Apple is reportedly closing in on a deal that would see it pay Google about $1 billion annually for a custom version of the Gemini model to completely rebuild Siri.
The agreement, according to Bloomberg, would be one of Apple’s biggest collaborations with an external technology partner in years.
For now, Apple plans to rely on Google’s large-scale model, which has 1.2 trillion parameters, to strengthen Siri’s processing power and decision-making.
That’s nearly eight times more advanced than Apple’s current 150 billion-parameter cloud model. The company sees the deal as a temporary measure while it works to bring its own artificial intelligence system up to par.
Apple tested several models, including OpenAI’s ChatGPT and Anthropic’s Claude, before selecting Google’s Gemini earlier this year. Those close to the project said Apple concluded that Gemini offered the best blend of speed, reliability, and contextual understanding.
The revamped Siri, codenamed Linwood, is expected to launch next spring as part of iOS 26.4. The project, known internally as Glenwood, is being overseen by Mike Rockwell, the executive behind the Vision Pro headset, and software engineering chief Craig Federighi.
Under the terms being finalised, Google’s Gemini model will manage Siri’s “summariser” and “planner” functions, which help the assistant interpret user intent and coordinate complex actions.
However, Apple’s own models will still handle several on-device tasks. To protect user data, Gemini will operate within Apple’s Private Cloud Compute servers rather than Google’s infrastructure.
Neither company has commented publicly on the partnership. Unlike the Safari search deal, Apple is expected to keep Google’s role behind the scenes, branding Siri’s improvements under its own ecosystem rather than sharing credit.
The collaboration is a rare moment of pragmatism from Apple, which has long avoided outsourcing key software capabilities.
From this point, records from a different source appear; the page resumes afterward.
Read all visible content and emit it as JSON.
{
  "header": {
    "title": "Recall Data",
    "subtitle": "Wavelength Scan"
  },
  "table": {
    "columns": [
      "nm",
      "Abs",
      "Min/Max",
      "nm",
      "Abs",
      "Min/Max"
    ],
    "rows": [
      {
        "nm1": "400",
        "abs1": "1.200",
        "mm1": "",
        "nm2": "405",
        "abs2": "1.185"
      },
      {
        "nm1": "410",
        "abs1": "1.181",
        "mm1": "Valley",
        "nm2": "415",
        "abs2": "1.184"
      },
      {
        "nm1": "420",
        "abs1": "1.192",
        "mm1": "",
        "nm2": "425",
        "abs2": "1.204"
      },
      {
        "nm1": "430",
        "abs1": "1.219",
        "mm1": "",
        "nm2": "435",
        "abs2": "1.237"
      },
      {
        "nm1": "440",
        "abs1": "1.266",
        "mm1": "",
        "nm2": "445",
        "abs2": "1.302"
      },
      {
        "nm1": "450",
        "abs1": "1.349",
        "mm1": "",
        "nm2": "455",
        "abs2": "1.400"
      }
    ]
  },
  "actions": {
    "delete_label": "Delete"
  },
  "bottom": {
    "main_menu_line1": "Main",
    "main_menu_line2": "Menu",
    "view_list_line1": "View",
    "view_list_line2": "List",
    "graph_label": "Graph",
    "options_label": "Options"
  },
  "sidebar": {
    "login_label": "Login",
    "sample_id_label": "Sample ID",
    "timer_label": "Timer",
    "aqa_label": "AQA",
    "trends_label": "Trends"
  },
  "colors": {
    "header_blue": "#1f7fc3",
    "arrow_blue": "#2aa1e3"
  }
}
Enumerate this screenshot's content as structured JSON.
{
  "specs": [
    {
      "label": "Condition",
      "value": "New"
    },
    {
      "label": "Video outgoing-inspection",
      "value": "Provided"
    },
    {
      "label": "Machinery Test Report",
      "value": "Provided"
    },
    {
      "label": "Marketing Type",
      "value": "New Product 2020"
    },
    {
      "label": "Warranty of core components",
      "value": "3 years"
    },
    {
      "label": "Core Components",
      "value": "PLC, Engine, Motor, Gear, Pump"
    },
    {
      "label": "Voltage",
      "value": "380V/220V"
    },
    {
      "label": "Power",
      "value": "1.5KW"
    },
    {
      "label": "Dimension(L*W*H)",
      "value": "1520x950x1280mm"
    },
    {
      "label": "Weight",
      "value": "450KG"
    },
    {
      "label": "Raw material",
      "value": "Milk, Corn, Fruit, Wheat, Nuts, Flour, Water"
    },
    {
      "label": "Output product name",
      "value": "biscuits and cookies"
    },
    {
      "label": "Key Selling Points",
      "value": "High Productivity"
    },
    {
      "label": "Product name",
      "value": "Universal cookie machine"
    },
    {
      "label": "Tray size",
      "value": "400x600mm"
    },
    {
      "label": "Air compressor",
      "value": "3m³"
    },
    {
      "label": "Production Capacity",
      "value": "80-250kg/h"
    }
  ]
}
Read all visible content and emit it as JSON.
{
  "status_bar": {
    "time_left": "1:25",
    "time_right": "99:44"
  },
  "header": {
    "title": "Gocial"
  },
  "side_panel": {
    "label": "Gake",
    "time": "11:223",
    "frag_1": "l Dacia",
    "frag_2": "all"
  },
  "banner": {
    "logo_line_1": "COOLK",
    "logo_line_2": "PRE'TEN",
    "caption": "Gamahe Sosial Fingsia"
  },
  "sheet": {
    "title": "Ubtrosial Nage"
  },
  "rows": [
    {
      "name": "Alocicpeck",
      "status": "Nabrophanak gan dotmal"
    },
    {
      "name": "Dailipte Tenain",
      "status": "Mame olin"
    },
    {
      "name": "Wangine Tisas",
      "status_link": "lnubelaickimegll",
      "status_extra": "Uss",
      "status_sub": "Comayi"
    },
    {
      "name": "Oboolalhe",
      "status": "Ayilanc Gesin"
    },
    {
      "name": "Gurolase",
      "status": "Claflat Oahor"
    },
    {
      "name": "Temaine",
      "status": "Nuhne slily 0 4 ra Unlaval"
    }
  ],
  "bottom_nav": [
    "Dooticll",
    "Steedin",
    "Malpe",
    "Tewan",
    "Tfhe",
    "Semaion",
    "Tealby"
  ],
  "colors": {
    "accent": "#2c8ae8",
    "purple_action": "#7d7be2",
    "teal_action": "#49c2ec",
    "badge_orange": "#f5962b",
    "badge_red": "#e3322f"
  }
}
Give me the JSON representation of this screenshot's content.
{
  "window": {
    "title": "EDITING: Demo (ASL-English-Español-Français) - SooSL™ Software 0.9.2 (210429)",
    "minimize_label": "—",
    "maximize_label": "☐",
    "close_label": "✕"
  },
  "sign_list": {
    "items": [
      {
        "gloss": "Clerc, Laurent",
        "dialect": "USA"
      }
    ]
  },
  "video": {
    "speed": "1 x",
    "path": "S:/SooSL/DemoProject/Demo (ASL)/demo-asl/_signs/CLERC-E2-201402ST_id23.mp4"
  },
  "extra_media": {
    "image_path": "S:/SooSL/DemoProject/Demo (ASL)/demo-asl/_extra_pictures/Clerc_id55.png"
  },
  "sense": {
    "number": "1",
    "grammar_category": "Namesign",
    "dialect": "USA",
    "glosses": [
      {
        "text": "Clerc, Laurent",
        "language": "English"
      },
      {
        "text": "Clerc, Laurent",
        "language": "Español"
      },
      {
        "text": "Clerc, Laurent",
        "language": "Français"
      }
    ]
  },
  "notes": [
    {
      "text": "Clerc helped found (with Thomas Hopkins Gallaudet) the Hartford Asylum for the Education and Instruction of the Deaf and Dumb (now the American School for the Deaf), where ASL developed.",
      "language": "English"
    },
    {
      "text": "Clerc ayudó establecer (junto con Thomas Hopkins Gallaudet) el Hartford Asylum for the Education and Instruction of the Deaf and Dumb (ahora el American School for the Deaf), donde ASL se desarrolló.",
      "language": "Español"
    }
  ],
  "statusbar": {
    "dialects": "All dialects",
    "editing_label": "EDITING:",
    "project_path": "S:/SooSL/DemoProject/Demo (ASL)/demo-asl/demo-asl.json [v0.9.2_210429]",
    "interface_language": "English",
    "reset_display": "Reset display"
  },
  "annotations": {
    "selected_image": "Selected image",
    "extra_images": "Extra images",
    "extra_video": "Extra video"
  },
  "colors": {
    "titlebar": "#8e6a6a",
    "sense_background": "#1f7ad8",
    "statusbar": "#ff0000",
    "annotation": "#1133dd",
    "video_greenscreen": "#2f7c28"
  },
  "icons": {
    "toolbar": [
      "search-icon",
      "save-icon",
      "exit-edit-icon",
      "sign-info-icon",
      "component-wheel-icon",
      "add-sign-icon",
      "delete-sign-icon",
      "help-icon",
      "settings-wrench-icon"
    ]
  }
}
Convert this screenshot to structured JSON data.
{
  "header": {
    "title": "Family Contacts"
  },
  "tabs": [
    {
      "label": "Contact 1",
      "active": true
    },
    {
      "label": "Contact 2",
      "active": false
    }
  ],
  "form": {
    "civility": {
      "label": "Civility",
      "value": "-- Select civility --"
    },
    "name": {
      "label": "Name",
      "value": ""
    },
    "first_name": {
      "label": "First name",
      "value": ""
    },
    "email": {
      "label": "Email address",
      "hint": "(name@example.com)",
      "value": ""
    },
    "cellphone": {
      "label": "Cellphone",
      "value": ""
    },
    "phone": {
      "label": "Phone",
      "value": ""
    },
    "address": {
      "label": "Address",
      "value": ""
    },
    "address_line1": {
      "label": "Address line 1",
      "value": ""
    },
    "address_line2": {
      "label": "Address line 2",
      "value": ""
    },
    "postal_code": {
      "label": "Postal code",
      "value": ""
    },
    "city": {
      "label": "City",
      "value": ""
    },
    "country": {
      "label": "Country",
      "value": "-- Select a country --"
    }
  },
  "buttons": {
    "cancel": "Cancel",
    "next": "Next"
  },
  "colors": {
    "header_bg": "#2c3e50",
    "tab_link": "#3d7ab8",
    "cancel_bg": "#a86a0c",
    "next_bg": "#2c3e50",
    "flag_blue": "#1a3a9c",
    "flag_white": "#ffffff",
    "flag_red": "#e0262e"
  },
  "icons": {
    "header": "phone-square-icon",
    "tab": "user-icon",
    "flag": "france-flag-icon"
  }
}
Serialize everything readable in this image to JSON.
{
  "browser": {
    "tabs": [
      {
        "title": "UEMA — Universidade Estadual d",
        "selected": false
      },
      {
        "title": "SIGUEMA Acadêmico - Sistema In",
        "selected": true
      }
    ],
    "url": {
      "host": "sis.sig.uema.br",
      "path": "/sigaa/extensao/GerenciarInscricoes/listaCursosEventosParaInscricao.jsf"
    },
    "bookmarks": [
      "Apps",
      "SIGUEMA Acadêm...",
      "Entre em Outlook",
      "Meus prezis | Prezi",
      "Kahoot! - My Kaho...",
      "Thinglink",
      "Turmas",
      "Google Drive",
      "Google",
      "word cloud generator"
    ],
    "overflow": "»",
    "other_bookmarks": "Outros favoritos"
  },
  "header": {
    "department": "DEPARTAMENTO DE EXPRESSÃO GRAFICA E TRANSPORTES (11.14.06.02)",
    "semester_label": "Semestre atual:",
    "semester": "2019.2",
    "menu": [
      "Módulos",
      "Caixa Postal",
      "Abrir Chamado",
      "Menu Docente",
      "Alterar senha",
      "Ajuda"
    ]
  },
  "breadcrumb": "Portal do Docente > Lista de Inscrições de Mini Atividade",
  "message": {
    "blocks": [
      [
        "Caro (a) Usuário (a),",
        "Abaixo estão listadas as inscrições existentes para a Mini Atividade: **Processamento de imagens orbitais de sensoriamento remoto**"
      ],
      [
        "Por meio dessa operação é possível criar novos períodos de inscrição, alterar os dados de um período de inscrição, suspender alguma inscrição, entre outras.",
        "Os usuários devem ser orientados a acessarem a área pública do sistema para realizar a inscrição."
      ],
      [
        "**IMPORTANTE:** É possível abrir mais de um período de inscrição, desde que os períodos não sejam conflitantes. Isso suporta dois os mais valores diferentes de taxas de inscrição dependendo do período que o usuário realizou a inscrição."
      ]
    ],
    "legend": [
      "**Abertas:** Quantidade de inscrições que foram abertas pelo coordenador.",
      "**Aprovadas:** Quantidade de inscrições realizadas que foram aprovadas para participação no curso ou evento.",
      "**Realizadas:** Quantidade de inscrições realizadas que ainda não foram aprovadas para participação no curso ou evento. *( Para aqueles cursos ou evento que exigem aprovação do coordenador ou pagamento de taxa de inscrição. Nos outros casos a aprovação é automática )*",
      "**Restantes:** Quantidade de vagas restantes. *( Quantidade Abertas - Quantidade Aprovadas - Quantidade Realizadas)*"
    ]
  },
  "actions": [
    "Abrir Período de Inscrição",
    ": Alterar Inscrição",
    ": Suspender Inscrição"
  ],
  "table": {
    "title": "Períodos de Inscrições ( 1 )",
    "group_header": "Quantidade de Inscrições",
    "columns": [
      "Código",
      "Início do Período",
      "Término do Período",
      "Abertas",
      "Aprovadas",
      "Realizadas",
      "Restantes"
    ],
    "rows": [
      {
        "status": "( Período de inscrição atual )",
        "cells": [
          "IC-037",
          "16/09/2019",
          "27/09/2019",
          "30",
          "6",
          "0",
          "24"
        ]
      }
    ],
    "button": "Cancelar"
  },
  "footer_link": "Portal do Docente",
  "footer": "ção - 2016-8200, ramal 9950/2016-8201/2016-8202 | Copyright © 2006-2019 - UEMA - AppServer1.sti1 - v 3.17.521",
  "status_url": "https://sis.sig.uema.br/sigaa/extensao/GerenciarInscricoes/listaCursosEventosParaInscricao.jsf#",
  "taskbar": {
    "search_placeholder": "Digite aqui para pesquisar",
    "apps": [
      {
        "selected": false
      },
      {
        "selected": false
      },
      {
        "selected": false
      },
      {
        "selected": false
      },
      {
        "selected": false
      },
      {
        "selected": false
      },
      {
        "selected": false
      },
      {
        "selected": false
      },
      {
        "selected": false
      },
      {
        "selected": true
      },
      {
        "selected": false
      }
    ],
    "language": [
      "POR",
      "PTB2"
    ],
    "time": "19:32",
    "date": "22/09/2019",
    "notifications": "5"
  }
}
But as competitors like OpenAI, Microsoft, and Google grow quickly, Apple appears more willing to depend on outside systems, at least for now, to maintain competitiveness.
Despite leaning on Google, Apple has not abandoned its vision to build proprietary AI tools. The company’s in-house models team is reportedly developing a trillion-parameter cloud model, aiming to match Gemini’s quality by next year. Executives say they can phase out the Google technology in due course.
Globally, Apple is also preparing a version of the new Siri for the Chinese market, where Google services are banned. The Chinese variant is expected to run entirely on Apple’s own models with a compliance layer from Alibaba Group, tailored to meet local regulatory demands.
Shares of both companies briefly rose after reports of the talks surfaced, Apple gaining less than 1% to $271.70, and Alphabet rising as much as 3.2% to $286.42.